Pregravid cardiometabolic risk factors
When data from >1 MHC examination were available, data from the visit before but closest to the index pregnancy were used in the analysis. Serum glucose and total cholesterol levels and diastolic and systolic blood pressure were first categorized into tertiles according to the distribution in the control subjects. In addition, women were categorized according to clinically relevant adverse levels of cardiometabolic risk factors. Overweight/obesity was defined as a BMI of >25 kg/m 2 . Prehypertension/hypertension was defined as a systolic blood pressure of >120 mm Hg and/or diastolic blood pressure of at least 80 mm Hg for diastolic or a reported use of antihypertensive treatment. Hypercholesterolemia was defined as a serum cholesterol of ≥200 mg/dL. Mild hyperglycemia was defined as a pregravid random serum glucose level of ≥100 mg/dL but ≤140 mg/dL, given that 100 mg/dL represented the 95th percentile for our study population.
Statistics
Conditional logistic regression was used to obtain odds ratios as estimates of the relative risk of GDM in relation to each individual cardiometabolic risk factor. We also examined a multivariate model that contained all the clinically relevant cardiometabolic risk factors defined earlier to identify independent cardiometabolic predictors of GDM. To assess confounding, we entered covariates into a logistic regression model one at a time and then compared the adjusted and unadjusted odds ratios. Final adjusted logistic regression models included covariates that altered unadjusted odds ratios by at least 10% for at least 1 cardiometabolic risk factor.
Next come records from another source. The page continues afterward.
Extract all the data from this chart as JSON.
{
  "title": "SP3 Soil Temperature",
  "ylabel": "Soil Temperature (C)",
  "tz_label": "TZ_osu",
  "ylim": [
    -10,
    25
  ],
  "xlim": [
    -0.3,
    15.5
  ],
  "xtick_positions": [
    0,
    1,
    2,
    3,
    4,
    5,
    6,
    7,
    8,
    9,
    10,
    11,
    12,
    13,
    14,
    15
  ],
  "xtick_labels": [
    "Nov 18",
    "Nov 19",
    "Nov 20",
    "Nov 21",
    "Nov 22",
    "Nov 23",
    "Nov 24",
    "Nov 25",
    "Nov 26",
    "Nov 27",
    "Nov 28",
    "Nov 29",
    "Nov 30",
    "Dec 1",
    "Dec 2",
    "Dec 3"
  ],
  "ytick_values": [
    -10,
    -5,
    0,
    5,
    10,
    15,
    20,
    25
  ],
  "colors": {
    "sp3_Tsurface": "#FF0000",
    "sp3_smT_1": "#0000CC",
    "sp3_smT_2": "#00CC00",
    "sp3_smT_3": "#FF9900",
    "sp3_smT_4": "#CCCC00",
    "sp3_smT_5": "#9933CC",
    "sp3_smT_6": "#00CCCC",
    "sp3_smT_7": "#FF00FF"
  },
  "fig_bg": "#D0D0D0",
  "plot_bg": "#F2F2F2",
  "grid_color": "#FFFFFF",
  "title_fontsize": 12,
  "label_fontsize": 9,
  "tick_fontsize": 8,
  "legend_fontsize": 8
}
Variables that were evaluated for confounding were race/ethnicity, pregravid BMI (kilograms per square meter, except for the model with obesity), parity, maternal education in years, alcohol consumption, cigarette smoking, caffeine consumption, and first-degree family history of diabetes mellitus. Sensitivity analyses were conducted only for cases who met the more stringent National Diabetes Data Group criteria for GDM to see whether the association varied by severity of disease or by hours since last food ingestion (<6 vs ≥6 hours) to see whether the associations varied by time since last food intake. In addition, we conducted a sensitivity analysis to examine the multivariate model of cardiometabolic risk factors and GDM that was restricted to nulliparous women to ensure that the association was similar among women without a previous GDM pregnancy, because we were unable to control for history of GDM.
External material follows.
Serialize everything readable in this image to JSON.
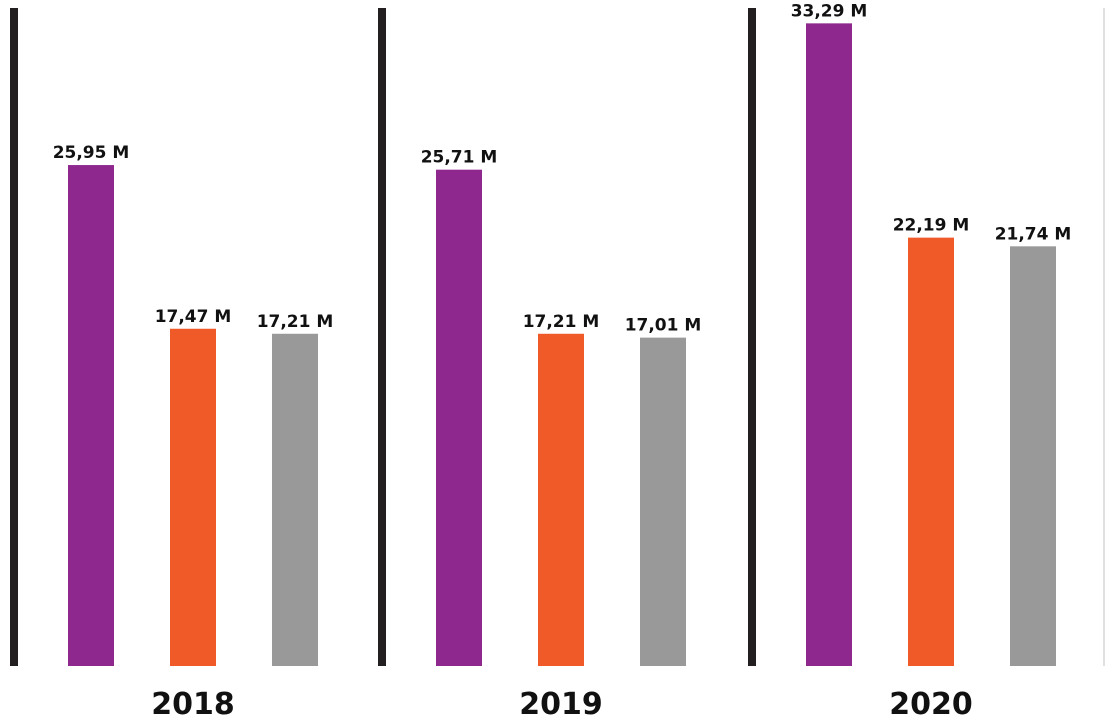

To assess the potential modifying effects of prepregnancy BMI (overweight, ≥25 kg/m 2 vs not overweight, <25 kg/m 2 ) and time since MHC examination (>7 vs ≤7 years), we tested interaction terms in unconditional logistic regression models that had been adjusted for time between MHC examination and pregnancy. This study was approved by the human subjects committee of the Kaiser Foundation Research Institute.